ICANN Completes 2023 Audit on Service Organization Controls for IANA functions

The Internet Corporation for Assigned Names and Numbers (ICANN) has completed another year of audits of the key systems used to deliver the Internet Assigned Numbers Authority (IANA) functions. The accounting firm, RSM US LLP, conducted two Systems and Organization Control audits: a SOC2 audit of the Registry Assignment and Maintenance Systems and a SOC3 audit of Root Zone Domain Name System Security Extensions (DNSSEC) services for the 12-month periods ending 30 September 2023 and 30 November 2023 respectively.

For the fourteenth consecutive year, an exception-free audit has been completed for the management of the Root DNSSEC Key Signing Key (KSK) securing the Domain Name System (DNS).
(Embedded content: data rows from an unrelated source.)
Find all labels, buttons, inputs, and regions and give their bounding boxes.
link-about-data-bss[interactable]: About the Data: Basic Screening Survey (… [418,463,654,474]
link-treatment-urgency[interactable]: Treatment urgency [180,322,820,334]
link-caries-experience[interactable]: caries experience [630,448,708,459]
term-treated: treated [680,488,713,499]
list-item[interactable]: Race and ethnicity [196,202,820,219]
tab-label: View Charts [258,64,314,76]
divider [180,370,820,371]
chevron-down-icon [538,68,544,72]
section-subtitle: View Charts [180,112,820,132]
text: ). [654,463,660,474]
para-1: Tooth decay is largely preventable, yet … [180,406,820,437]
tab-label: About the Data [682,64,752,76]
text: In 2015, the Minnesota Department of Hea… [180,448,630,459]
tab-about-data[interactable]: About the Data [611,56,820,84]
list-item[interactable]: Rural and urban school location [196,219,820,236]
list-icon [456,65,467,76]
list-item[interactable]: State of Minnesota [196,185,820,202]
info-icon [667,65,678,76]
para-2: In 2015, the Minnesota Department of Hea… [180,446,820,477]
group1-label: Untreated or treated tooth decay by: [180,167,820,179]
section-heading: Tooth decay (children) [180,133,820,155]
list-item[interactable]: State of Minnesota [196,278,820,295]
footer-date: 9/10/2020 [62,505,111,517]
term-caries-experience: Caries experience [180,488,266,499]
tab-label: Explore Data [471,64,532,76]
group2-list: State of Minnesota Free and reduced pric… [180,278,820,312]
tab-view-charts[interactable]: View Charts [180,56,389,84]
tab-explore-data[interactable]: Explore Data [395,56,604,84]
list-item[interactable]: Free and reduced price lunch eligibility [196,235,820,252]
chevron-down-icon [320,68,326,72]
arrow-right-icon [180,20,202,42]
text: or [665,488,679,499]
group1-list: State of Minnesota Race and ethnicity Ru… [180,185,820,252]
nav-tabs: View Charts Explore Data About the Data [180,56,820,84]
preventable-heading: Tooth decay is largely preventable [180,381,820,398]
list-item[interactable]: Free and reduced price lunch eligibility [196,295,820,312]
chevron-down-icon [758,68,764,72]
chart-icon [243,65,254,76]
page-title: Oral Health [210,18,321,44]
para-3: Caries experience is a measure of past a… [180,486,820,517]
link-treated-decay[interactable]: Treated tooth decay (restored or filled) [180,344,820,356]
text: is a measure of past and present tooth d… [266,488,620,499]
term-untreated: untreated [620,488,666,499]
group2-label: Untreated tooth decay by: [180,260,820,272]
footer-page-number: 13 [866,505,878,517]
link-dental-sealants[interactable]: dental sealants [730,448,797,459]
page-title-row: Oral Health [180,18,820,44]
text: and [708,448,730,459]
Using the SOC 3 framework, the audit demonstrates that effective security, availability, and processing integrity controls exist to manage the root KSK. The report is publicly available here.

During this year's audit period, in addition to customary quarterly key signing operations, routine evolutionary activities took place such as introducing new hardware and Trusted Community Representatives. While a new KSK was generated in early 2023, that work was suspended in lieu of restarting the work in 2024 using a newer technical platform.

The SOC2 audit identified four exceptions during the period. While all identified issues have been remediated, this is the first time in many years any exceptions have been identified. These learnings will be used to strengthen operational practices across ICANN org.

"When the exceptions were identified by the auditors in August 2023, the ICANN organization took immediate steps to remedy them," said Kim Davies, Vice President of IANA Services and President of PTI. "We have also implemented additional procedures to address the identified issues moving forward."

In the next year, ICANN is planning to conduct a SOC3 audit in addition to the SOC2 audit for the Registry Assignment and Maintenance Systems. This will provide greater transparency, as it will result in the publication of a high-level report covering these systems, much like the report provided for Root KSK operations audit.

SOC audits evaluate an organization's controls in relation to "trust services principles and criteria" and are managed by the American Institute of Certified Public Accountants (AICPA). These independent third party audits form an important part of ICANN's multifaceted accountability for the IANA functions to the multistakeholder community.

ICANN's mission is to help ensure a stable, secure, and unified global Internet. To reach another person on the Internet, you need to type an address - a name or a number - into your computer or other device. That address must be unique so computers know where to find each other. ICANN helps coordinate and support these unique identifiers across the world. ICANN was formed in 1998 as a nonprofit public benefit corporation with a community of participants from all over the world.